Since cryptocurrencies operate on a virtual platform, arming these individuals with access to a virtual blockchain platform is a priority. Mobile phones and mobile banking present a solution to this issue. Kenya demonstrates how much mobile banking has increased in East Africa over the past decade.

In 2007, a mobile money transfer and payment system named M-PESA began to serve banking demand across East Africa. Today, M-PESA serves approximately 17 million clients in Africa, with approximately 40,000 served in Kenya alone. To register, mobile banks only require their users have proof of national identification and a mobile phone number. Users are subsequently granted easier access to the transfer of funds, differing vastly from this type of access through a bank account. Bank accounts in these countries require a physical address, employment paperwork, and family paperwork.

According to the World Bank’s Global Financial Inclusion Database, 94% of adults in countries deemed high-income by the Organization for Economic Co-operation and Development (OECD) reported having a bank account in 2014, while only 54% of those in developing countries had bank accounts.

This may be due to adults lacking the financial capability to maintain a bank account. Banks in these economically depressed countries are constructed in rural areas, where overhead costs, such as electricity, are exorbitantly high. These banks then charge their patrons both high account maintenance fees and require maintaining high minimum balances to ensure that the bank stays afloat.

These high costs, along with notoriously corrupt banking institutions, preclude those with bank accounts from having high-grade banking services.

Both citizens and micro-businesses in these countries face being either unbanked or swindled, as they lack access to their respective countries’ capital markets. By creating a low-cost method of financial independence using mobile technology and cryptocurrency, the unbanked have access to capital unlike ever before.

Reduced Corruption

Cryptocurrency platforms would effectively pose a threat to the institutional control of currency, as cryptocurrencies based on smart protocols, like Ethereum, would enhance the transparency in private commercial agreements between individuals. The blockchain would allow micro-entrepreneurs, and investors, to monitor how the cryptocurrency assets of their businesses are used in commerce. By eliminating financial intermediaries, micro-businesses would thus have greater transparency to offer investors when seeking foundational seed capital.

Avoiding Inflation Related to Centralized Currency

Cryptocurrencies may be highly volatile in their economic value, but they are also self-regulating. Central banks print money, making national currencies prone to inflation. Cryptocurrencies, however, rely on labor-intensive mechanisms, such as token mining, to introduce a new token into crypto-circulation – these mechanisms preclude central banks from manipulating the currency.

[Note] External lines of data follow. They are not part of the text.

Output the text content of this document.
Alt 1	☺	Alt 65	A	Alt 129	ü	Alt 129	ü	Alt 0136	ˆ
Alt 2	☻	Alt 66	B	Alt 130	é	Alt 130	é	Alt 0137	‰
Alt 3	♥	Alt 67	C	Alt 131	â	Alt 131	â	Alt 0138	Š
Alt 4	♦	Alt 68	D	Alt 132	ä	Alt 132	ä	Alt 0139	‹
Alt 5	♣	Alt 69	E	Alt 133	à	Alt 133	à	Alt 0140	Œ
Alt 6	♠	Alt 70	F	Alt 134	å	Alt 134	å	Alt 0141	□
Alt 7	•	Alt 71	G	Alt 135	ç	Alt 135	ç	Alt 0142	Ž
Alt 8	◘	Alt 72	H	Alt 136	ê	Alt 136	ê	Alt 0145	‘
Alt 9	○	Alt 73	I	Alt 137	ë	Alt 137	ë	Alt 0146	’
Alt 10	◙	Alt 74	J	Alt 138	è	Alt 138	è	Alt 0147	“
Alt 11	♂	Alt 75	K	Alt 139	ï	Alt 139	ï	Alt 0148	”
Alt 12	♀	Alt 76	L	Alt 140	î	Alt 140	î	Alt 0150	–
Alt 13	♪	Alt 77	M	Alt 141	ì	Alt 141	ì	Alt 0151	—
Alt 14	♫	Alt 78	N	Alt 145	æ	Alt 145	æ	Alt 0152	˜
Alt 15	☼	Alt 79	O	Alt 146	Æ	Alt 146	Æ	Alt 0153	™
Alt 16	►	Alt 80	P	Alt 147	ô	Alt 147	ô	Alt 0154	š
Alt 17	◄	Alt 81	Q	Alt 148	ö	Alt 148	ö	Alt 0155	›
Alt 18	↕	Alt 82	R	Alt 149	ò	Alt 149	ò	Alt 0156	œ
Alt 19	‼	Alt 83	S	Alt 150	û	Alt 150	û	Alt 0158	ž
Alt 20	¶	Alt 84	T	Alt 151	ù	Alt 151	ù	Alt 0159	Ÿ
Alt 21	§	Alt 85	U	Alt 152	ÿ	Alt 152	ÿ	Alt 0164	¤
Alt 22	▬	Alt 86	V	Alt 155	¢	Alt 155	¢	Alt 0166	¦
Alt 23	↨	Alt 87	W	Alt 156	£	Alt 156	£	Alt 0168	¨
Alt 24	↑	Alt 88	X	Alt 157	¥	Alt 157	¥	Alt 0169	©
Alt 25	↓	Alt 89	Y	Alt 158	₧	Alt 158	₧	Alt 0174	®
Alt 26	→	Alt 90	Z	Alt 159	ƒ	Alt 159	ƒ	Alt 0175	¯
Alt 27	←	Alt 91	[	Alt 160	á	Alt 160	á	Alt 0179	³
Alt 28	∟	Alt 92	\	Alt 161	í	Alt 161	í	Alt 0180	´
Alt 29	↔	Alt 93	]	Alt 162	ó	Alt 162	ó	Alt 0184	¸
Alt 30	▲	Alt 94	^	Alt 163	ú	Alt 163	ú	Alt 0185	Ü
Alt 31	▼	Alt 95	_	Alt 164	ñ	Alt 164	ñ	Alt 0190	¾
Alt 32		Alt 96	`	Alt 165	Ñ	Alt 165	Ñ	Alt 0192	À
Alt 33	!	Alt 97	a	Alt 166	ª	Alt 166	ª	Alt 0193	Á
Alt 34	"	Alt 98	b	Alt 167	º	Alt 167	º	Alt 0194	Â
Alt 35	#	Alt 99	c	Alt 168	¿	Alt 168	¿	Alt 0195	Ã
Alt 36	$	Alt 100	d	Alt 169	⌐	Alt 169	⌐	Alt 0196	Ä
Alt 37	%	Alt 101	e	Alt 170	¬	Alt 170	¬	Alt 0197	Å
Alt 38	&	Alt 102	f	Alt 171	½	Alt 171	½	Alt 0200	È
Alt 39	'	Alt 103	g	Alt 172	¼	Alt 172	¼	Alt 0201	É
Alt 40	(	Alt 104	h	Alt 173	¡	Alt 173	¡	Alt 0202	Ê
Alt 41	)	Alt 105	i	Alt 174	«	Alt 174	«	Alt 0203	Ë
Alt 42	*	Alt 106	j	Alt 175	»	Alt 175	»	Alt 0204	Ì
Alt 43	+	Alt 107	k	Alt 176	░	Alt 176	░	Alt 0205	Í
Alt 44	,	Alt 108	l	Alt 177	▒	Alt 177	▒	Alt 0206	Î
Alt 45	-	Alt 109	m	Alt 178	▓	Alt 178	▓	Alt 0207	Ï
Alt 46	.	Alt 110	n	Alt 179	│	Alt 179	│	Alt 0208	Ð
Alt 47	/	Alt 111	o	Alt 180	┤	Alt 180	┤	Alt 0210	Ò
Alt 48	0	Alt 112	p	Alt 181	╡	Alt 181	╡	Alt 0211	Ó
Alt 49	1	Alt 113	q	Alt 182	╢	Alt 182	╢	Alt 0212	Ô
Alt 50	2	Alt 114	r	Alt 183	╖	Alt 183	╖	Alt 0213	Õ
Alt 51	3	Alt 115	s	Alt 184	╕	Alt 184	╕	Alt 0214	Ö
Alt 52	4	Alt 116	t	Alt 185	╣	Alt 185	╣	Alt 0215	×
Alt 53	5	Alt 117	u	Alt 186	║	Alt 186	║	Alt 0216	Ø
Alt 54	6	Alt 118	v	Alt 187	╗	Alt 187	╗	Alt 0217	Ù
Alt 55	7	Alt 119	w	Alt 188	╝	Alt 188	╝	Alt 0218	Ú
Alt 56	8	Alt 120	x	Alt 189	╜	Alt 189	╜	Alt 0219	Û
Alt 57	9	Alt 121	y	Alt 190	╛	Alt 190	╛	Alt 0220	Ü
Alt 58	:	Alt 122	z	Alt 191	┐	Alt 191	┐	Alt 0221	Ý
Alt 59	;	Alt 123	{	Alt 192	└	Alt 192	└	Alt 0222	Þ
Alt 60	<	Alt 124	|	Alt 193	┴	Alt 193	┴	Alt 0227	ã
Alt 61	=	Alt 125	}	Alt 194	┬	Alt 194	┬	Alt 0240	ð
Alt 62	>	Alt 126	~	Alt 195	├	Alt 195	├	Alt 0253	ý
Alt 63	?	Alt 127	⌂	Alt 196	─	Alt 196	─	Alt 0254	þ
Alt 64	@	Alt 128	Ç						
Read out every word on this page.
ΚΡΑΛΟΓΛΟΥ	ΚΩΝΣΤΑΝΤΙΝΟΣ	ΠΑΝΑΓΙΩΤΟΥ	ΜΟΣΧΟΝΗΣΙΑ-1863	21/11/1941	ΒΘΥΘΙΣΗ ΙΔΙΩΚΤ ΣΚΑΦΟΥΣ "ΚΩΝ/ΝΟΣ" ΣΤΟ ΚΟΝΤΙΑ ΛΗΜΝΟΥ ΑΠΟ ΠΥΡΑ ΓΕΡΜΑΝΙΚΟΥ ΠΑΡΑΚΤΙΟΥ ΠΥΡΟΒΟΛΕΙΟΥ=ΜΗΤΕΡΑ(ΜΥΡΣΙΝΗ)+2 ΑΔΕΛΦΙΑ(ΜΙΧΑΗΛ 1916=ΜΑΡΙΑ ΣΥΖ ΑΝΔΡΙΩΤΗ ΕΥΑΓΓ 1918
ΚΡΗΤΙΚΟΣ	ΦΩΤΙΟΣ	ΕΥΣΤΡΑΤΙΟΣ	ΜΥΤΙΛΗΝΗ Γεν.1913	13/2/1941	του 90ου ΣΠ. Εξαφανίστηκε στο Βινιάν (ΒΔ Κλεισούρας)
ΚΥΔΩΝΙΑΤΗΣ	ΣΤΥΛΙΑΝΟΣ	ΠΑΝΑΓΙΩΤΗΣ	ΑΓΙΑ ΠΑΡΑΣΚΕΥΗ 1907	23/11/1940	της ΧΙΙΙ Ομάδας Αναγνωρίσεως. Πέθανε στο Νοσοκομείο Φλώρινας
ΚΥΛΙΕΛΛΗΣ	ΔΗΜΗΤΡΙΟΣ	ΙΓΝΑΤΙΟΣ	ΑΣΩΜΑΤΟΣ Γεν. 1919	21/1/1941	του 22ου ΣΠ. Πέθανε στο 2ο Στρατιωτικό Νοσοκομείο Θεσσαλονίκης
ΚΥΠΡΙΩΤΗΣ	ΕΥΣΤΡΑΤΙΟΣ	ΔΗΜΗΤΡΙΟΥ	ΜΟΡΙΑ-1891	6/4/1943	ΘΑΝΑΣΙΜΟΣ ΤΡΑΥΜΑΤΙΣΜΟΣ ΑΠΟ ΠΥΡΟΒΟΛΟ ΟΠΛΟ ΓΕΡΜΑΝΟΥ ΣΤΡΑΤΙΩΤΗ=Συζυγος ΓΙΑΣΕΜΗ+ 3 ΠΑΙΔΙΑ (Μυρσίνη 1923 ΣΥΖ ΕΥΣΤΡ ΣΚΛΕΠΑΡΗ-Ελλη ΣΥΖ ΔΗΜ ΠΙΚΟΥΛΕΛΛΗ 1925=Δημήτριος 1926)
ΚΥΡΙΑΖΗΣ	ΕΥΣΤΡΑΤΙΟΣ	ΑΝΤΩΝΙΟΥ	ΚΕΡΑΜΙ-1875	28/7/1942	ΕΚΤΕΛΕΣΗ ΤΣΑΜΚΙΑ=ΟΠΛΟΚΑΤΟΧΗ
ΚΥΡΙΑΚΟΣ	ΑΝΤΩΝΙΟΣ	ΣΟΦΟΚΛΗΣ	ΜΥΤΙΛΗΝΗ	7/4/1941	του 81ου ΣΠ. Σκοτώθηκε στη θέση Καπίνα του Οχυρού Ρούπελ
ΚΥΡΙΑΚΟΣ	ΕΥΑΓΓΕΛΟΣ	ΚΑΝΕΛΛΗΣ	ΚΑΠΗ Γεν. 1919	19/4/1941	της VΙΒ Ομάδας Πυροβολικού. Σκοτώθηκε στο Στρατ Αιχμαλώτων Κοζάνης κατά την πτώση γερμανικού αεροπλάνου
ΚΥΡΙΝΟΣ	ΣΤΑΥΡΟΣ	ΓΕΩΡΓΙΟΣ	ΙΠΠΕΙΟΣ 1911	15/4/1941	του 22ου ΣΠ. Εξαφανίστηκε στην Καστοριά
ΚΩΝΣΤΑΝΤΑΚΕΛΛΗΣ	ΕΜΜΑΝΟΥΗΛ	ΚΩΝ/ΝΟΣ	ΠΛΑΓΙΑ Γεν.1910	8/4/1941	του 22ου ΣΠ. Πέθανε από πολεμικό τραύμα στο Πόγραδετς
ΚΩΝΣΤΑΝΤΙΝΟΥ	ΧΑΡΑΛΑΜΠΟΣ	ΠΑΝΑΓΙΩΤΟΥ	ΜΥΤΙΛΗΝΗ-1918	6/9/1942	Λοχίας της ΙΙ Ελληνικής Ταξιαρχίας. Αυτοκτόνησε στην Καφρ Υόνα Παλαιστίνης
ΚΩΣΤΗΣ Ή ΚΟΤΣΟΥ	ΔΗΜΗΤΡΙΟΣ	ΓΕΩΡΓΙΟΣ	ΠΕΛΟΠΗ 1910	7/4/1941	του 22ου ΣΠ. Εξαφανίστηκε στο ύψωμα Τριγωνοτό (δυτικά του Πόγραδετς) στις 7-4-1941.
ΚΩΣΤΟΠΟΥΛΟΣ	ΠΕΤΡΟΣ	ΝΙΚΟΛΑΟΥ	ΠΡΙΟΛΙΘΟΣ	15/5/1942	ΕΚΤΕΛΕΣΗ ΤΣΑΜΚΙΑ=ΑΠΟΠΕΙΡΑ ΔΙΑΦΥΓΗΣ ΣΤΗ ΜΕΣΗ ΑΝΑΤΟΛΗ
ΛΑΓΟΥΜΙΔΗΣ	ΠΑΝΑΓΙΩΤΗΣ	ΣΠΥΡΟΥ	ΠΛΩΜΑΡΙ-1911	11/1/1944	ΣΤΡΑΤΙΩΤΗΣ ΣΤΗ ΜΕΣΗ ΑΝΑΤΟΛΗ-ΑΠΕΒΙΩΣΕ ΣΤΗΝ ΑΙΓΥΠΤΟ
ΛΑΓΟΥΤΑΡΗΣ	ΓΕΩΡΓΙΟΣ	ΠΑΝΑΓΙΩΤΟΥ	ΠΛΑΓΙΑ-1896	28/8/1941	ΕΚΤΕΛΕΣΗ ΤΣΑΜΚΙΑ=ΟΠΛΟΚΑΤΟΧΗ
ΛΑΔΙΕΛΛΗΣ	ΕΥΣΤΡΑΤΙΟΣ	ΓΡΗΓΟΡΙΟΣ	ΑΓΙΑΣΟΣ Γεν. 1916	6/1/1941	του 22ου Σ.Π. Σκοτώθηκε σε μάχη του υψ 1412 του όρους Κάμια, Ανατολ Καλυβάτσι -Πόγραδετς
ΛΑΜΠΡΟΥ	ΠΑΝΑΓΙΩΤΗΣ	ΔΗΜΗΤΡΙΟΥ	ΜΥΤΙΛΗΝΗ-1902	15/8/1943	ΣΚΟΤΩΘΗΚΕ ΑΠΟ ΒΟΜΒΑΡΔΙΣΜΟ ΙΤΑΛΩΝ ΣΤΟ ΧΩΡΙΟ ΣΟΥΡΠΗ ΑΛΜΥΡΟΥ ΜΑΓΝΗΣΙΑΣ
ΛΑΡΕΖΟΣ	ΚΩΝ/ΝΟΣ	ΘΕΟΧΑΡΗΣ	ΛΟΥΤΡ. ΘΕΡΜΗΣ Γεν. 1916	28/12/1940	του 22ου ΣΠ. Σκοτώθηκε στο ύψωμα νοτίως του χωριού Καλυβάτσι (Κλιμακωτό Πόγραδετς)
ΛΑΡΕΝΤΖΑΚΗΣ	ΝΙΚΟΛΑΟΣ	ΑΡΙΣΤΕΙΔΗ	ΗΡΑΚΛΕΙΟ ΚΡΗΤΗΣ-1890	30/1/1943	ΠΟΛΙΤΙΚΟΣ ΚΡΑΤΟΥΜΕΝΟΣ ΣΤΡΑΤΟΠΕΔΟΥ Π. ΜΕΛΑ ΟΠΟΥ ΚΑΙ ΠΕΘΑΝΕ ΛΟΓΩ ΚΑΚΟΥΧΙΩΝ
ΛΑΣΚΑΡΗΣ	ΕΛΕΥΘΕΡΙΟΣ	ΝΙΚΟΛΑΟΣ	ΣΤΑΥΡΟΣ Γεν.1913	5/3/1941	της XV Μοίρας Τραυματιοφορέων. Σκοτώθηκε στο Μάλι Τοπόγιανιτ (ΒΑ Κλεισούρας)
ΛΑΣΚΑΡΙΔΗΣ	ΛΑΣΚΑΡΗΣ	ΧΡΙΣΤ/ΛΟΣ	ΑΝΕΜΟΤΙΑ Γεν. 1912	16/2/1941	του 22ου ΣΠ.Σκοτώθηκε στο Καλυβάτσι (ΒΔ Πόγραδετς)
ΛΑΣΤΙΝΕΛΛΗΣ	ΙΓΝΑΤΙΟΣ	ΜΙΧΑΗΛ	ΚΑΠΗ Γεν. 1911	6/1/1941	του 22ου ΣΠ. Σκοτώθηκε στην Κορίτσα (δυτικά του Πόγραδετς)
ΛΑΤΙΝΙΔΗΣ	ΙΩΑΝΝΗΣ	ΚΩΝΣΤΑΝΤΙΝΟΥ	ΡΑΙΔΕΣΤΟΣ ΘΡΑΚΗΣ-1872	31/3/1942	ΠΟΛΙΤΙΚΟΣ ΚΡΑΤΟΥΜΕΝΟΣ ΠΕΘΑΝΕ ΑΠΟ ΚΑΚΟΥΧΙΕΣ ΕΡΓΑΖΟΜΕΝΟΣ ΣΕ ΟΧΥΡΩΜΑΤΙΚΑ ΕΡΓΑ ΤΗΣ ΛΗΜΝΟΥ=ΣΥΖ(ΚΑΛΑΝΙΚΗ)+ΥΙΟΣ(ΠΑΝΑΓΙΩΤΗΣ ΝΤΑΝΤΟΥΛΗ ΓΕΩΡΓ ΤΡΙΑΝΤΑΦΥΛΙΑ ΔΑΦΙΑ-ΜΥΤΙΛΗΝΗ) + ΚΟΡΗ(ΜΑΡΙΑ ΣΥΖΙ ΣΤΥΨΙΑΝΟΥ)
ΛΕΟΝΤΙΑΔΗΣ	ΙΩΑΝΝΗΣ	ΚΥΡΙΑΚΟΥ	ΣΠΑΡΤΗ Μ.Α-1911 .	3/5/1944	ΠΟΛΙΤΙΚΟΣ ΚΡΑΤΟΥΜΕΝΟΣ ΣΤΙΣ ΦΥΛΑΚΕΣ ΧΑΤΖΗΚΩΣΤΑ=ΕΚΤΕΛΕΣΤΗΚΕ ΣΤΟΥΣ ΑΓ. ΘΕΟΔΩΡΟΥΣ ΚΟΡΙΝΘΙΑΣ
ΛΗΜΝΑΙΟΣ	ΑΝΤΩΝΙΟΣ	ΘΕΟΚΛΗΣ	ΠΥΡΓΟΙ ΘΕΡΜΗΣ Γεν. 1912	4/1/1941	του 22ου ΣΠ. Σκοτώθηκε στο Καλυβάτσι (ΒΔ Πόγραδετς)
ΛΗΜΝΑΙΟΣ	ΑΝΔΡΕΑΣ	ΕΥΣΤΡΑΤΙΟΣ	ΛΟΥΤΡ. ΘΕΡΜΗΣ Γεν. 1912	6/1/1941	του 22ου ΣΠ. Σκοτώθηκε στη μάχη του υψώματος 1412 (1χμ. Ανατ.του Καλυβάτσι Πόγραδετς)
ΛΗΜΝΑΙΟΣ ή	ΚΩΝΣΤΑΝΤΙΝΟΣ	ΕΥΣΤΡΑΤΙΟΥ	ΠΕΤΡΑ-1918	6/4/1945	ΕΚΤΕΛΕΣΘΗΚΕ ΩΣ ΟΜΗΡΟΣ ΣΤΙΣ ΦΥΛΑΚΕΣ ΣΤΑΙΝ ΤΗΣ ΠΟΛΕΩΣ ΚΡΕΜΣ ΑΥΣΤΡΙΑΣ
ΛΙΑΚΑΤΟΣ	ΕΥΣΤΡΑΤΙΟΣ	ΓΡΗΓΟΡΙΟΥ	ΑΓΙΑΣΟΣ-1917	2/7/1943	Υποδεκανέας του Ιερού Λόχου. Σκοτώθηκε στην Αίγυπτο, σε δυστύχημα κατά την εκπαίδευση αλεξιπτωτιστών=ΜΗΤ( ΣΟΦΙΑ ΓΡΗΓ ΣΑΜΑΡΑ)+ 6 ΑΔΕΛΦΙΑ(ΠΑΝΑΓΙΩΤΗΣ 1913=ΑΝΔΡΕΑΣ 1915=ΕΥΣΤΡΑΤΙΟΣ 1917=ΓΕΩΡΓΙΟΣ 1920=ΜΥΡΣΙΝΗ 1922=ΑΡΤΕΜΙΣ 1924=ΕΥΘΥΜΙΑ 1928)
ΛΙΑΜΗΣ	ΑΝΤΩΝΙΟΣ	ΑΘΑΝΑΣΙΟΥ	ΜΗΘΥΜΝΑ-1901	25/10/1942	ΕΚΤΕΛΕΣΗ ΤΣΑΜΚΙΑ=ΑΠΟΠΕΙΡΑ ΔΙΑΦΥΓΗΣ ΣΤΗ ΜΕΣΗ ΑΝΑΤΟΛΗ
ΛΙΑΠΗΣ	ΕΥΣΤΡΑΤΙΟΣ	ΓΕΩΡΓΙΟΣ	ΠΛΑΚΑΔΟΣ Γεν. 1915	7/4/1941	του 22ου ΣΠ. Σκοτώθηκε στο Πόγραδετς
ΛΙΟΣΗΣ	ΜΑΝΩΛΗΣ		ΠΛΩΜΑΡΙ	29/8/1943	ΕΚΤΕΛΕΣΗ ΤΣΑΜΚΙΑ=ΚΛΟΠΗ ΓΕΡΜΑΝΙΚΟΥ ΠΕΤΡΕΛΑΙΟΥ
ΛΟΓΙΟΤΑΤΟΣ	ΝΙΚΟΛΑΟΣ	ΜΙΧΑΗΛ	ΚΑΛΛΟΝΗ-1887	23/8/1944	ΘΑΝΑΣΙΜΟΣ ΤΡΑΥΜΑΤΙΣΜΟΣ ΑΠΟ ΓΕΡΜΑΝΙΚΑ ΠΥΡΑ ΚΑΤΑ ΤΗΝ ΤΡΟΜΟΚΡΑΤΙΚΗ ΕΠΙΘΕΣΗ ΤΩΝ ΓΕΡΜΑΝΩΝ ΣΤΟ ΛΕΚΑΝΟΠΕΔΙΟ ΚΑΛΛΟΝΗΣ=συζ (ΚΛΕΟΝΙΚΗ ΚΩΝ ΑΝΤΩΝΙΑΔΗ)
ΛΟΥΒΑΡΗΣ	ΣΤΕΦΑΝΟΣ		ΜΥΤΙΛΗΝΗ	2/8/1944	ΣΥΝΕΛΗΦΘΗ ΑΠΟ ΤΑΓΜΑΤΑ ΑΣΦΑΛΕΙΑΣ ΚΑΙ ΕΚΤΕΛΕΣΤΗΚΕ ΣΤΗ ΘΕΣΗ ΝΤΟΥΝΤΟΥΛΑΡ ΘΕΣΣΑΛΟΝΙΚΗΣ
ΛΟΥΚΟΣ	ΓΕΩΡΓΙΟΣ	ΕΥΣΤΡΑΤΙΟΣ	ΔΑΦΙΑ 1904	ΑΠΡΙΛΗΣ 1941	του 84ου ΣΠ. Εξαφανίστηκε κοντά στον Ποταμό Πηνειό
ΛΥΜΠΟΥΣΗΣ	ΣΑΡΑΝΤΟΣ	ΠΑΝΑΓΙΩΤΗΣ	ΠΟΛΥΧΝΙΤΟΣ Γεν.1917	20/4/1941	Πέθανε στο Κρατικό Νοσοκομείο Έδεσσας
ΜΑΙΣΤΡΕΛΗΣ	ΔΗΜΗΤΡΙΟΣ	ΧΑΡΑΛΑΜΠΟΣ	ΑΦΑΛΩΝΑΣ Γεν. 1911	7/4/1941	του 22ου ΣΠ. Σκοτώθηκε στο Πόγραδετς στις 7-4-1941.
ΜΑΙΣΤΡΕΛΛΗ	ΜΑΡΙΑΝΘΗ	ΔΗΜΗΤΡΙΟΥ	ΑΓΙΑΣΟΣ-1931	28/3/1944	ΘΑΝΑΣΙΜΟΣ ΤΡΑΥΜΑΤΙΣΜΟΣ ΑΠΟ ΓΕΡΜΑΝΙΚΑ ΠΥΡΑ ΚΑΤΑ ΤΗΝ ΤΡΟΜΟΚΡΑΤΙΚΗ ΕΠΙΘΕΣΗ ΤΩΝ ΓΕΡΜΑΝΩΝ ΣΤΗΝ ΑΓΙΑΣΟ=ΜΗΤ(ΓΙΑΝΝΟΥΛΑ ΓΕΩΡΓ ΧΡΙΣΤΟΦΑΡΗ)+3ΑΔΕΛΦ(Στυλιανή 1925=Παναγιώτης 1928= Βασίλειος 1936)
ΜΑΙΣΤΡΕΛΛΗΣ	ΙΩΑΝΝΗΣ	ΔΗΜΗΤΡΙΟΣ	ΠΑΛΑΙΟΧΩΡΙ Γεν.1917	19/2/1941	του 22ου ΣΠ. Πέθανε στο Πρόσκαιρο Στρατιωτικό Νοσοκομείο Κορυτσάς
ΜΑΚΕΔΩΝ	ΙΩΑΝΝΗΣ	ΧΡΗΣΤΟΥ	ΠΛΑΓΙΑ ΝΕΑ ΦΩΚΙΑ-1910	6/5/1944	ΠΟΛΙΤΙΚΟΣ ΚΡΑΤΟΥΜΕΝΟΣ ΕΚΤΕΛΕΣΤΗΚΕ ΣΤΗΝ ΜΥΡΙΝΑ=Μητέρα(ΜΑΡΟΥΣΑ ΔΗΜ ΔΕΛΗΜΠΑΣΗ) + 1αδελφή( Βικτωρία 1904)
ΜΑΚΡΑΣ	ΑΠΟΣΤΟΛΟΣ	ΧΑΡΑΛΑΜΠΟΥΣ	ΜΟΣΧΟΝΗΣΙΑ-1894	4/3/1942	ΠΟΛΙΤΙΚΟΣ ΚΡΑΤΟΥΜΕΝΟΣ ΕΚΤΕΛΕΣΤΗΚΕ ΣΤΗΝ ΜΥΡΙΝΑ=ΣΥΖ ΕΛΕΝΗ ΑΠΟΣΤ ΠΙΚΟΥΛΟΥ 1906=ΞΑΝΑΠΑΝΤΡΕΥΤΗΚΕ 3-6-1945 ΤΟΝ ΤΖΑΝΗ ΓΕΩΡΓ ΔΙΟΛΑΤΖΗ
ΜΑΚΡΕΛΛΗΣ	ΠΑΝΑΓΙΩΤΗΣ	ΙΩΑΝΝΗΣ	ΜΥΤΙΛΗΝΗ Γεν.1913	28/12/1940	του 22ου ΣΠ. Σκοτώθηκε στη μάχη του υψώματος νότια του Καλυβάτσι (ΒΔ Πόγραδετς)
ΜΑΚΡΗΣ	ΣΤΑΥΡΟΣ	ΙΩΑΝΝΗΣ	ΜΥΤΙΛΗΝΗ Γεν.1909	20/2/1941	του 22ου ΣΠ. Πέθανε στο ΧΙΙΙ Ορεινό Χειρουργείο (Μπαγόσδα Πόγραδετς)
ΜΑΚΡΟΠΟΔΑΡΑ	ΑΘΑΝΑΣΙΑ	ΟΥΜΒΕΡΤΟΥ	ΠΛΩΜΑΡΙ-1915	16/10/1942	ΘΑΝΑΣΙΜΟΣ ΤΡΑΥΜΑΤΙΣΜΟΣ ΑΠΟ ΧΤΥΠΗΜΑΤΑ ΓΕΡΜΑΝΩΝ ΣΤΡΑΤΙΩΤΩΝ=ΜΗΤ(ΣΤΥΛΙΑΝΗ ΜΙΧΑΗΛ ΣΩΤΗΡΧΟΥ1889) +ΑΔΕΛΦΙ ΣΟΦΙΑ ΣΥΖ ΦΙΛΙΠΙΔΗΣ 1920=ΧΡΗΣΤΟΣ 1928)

Eliminating manipulation and inflation would provide micro-businesses with a purchasing power corollary to the true value of the currency itself, not a value predicated on economic legislation and corruption. Political instability, corruption, economic mismanagement, and financial manipulation are myriad factors that inflate the value of a printed money.

A decentralized currency would insulate these factors from affecting both the utility and the monetary value of this type of capital.

There are still many challenges to obtaining this type of underdeveloped and potentially high-volume, free-market. The beauty of these hurdles, however, is that they are surmountable – with the proper resources, ideas, and execution we, as a civilization, are one step closer to global economic prosperity.